Business Standard

Buffett takes his own advice in walking away from Unilever bid

- ZEKE FAUX 21 February BLOOMBERG

Warren Buffett is so good at dealmaking that bankers and salesmen study his musings endlessly for clues on how he does it. But even he doesn’t always get his way. And he has advice on that, too.

On Sunday, Kraft Heinz withdrew its Buffett-backed bid for Unilever, which would’ve created the world’s No. 2 food-and-beverage company. It adds to a list of proposed transactio­ns involving Buffett or his partners that weren’t completed, like reported attempts to buy Yahoo!’s core assets or take over Avon Products Inc., the cosmetics maker.

The decision to back off so quickly after Unilever said it’s not interested might seem illogical. Buffett’s Berkshire Hathaway has roughly $80 billion in cash that’s barely earning anything. And the proposed deal would’ve invested some of that in partnershi­p with the private-equity firm 3G Capital, which has already made him a lot of money.

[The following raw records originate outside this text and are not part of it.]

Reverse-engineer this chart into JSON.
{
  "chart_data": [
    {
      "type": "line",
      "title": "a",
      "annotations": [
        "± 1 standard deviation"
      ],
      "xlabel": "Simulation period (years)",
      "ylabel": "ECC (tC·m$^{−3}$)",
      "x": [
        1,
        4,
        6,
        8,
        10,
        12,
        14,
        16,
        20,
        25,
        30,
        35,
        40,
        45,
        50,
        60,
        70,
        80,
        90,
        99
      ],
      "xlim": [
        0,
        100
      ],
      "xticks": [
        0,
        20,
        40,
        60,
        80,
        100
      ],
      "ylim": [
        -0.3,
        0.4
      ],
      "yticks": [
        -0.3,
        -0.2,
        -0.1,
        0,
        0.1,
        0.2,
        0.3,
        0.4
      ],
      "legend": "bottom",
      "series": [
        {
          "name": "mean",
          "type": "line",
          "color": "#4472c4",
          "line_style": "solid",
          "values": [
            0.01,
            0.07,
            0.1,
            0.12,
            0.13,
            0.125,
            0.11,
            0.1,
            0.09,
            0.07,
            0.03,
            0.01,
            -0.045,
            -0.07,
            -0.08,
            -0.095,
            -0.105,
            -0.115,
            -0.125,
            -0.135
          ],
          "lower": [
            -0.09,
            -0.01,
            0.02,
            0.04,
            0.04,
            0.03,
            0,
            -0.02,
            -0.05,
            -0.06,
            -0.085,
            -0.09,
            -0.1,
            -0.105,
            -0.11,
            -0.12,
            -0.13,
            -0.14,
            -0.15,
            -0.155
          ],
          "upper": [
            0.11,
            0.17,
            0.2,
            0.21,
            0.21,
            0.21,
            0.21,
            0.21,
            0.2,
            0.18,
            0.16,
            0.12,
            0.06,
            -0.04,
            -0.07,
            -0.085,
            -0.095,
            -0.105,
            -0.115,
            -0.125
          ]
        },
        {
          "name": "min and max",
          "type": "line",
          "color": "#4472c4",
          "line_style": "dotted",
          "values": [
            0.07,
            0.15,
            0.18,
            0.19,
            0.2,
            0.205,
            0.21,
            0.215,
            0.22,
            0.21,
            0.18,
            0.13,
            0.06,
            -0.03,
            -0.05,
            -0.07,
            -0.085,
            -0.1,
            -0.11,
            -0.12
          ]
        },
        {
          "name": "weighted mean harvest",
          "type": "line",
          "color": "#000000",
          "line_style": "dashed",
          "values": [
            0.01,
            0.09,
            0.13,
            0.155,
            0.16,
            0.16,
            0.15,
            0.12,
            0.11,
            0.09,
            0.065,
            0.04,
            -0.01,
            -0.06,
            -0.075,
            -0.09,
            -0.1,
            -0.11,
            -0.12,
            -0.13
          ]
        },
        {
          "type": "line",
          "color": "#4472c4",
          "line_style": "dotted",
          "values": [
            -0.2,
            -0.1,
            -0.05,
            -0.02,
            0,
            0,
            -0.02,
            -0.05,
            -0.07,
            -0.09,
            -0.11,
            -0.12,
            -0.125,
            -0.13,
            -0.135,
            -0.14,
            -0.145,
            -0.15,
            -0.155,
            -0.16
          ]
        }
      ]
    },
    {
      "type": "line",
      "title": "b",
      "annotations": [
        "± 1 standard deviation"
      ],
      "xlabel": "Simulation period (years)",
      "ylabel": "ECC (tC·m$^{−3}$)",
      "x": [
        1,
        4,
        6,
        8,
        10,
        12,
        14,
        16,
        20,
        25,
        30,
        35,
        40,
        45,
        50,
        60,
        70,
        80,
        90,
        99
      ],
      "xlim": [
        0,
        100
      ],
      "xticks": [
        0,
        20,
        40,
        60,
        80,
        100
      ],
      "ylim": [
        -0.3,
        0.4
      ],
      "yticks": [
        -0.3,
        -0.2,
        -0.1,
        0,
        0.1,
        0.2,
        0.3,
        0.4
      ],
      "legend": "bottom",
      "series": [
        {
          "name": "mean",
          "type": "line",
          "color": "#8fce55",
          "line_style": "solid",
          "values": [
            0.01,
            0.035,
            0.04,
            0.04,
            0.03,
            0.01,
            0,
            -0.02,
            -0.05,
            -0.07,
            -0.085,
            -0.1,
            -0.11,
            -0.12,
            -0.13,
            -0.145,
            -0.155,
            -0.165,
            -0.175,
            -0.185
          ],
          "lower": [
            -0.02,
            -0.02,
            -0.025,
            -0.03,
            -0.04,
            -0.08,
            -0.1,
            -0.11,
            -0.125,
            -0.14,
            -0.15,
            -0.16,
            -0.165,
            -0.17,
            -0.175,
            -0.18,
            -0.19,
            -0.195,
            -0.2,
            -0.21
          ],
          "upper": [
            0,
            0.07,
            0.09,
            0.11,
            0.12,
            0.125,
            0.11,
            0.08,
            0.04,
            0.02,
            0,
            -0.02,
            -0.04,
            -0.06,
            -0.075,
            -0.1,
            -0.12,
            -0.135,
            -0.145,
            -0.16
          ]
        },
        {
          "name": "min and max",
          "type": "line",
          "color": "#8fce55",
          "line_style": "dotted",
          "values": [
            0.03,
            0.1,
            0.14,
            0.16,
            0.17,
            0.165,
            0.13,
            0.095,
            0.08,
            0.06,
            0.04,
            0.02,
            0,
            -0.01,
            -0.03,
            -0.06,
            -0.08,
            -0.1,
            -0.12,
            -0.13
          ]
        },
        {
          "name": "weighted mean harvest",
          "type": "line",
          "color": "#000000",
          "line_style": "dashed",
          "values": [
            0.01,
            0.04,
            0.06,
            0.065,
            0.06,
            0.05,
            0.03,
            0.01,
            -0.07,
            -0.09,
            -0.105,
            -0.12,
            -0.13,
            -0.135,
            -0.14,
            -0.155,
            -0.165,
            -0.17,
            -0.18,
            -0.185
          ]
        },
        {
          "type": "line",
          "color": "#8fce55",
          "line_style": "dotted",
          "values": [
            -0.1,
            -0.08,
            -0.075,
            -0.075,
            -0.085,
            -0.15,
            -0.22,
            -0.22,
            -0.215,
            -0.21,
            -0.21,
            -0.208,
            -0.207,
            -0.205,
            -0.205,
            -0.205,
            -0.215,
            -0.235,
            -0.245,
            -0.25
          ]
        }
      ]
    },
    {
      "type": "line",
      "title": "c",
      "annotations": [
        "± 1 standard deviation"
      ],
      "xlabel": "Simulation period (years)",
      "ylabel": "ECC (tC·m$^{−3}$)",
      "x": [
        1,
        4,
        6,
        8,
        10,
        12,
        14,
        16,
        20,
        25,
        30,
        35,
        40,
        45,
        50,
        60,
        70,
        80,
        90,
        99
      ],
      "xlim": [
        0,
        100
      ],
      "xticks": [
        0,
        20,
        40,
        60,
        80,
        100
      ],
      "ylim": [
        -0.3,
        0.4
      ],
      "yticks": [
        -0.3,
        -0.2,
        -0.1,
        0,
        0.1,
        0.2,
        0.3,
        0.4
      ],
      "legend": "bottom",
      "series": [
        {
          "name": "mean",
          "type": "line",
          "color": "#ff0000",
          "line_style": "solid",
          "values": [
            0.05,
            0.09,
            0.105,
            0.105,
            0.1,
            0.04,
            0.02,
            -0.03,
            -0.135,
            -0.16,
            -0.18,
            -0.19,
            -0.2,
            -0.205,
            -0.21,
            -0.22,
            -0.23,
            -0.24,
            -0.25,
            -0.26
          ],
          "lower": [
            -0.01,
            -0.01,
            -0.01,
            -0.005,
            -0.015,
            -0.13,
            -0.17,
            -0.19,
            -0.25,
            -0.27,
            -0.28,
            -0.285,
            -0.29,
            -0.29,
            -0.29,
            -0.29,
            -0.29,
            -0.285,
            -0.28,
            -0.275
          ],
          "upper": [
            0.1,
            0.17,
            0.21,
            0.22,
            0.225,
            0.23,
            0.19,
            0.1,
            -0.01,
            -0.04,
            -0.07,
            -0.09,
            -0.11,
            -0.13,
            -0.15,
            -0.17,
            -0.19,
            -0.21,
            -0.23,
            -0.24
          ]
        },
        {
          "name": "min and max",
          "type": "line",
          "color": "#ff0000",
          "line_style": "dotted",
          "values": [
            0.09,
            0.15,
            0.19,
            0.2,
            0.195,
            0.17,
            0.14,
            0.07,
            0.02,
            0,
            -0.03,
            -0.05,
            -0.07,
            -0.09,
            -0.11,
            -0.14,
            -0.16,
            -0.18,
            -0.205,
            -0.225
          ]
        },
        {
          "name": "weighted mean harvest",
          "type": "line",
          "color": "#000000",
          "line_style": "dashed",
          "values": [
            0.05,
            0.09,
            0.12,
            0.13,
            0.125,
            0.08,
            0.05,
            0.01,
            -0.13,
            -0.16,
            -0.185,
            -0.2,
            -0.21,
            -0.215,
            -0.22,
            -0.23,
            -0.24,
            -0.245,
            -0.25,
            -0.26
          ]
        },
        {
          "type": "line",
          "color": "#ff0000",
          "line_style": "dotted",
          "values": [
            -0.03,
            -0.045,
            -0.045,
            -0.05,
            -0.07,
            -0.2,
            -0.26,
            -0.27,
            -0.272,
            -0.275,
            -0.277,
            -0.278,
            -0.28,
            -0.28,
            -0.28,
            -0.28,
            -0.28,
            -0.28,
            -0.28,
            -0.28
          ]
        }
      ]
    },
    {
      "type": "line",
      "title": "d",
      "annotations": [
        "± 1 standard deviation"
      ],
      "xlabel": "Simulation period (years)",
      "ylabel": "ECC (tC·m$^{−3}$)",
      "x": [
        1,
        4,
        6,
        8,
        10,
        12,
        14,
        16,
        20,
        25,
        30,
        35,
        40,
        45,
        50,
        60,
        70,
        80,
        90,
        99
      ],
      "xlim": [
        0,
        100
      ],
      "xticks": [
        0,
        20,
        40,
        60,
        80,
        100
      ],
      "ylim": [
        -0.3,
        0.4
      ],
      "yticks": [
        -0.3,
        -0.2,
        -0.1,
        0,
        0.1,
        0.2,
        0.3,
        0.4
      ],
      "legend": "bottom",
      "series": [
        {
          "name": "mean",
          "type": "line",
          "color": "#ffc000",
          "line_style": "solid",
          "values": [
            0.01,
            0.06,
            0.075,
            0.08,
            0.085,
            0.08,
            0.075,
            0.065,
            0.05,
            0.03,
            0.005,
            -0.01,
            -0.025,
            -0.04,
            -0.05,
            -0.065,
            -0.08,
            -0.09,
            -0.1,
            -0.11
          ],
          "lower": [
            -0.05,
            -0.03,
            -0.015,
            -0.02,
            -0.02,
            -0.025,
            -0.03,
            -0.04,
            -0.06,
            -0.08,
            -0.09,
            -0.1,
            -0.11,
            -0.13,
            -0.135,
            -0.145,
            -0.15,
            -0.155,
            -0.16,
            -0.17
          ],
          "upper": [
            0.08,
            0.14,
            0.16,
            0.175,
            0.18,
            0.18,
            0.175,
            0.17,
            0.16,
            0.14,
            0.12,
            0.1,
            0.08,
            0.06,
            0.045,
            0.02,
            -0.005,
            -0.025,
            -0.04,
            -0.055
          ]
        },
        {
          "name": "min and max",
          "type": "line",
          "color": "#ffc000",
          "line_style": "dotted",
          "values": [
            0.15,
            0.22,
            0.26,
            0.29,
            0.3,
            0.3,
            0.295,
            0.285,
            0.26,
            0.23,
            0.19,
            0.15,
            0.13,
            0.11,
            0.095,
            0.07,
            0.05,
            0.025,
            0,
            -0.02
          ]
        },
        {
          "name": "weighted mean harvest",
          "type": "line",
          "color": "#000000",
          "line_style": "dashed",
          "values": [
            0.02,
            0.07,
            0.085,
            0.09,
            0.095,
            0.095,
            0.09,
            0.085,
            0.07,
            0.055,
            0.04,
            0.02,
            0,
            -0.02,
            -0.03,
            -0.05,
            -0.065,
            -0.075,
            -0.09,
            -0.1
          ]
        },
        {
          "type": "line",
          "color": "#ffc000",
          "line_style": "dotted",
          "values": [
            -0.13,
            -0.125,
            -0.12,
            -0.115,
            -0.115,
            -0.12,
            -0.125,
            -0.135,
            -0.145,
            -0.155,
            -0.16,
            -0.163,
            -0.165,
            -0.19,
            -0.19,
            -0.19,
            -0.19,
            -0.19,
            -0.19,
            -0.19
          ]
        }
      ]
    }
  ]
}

But it illustrate­s one of Buffett’s favorite investing principles: There’s no need to chase deals. Buying companies, he has observed, is like hitting a baseball. Don’t swing at one that’s out of your comfort zone.

“The trick in investing is just to sit there and watch pitch after pitch go by and wait for the one right in your sweet spot,” Buffett said in the HBO documentar­y “Becoming Warren Buffett.” “And if people are yelling, ‘Swing, you bum!’ ignore them.”

Unilever, which makes Lipton teas, Knorr soup and Axe deodorant, met many of the criteria for acquisitio­ns that Buffett lays out in Berkshire’s annual reports. It’s a large, simple business, with consistent earnings. But Buffett doesn’t do hostile takeovers. He says it’s not that he’s against them, they’re just not his specialty.

“Certain hostile offers are justified,” Buffett wrote in his 2015 annual letter. “We, though, will leave these ‘opportunit­ies’ for others.”